Ce manque de terrains de stage trouve son origine dans un manque criant d'orthophonistes. Le 8 août 2023, la Fédération nationale des orthophonistes s'est "alarmée" des choix des ministères de la Santé et de l'Enseignement supérieur concernant le numerus clausus. Dans un communiqué, elle écrit : "Alors même que le ministre de la Santé et de la Prévention avait fait figurer l’augmentation des places en formation initiale pour les orthophonistes comme une priorité en janvier 2023, force est de constater que le compte n’y est pas puisque ce nombre est le même que celui de la dernière rentrée." Soit 975 places ouvertes pour la rentrée 2023.

"J'ai la chance de faire un stage dans une structure, avec des enfants qui ont des besoins vraiment spécifiques. J'ai aussi la chance d'avoir ma propre voiture, mais l'essence est à ma charge, alors que nous ne sommes pas rémunérés", raconte Hana Echayeb, étudiante en quatrième année.

"On a beaucoup de cours en visioconférence, les équipes éducatives sont épuisées. Et les orthophonistes ne sont pas du tout valorisés s'ils encadrent les étudiants lors de mémoires, ou de stages, ce qui n'encourage pas à prendre des stagiaires", énumère Coralie Leroy, étudiante en quatrième année.
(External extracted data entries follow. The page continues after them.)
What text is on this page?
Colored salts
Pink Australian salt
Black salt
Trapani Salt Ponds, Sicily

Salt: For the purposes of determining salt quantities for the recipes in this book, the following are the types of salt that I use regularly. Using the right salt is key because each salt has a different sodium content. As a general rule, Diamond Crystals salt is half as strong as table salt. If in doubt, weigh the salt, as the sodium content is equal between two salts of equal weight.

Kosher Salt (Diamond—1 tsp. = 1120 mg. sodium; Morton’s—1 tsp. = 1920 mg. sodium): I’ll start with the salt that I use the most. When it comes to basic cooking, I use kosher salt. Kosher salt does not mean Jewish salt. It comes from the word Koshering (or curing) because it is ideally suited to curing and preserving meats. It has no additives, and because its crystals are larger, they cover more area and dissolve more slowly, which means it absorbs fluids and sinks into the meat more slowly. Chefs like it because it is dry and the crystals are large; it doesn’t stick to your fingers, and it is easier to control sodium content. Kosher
Pierre Bruneau, étudiant en quatrième année, a déjà vu des élèves abandonner, voire des orthophonistes déjà en exercice. "Avec le vieillissement de la population, les besoins vont forcément augmenter. Mais là, on se sent surmené, et c'est difficile de se projeter dans un métier qui va beaucoup nous en demander", alors que les délais dépassent déjà un an pour prendre un rendez-vous.

Nos cris ne sont pas entendus.

Pierre Bruneau

Etudiant en quatrième année

Avec ce manque chronique de professionnels, difficile pour les étudiants non seulement de trouver des terrains de stage qui correspondent à leurs envies, mais aussi de parfaire leur formation en direction de publics aux besoins bien précis. "Il y a encore des domaines d'action de l'orthophonie que je n'ai pas vus en stage, mais si je dois prendre en soin un bébé qui a des troubles de l'oralité, je n'ai pas de formation théorique sur le sujet", craint Mariette Guillaud.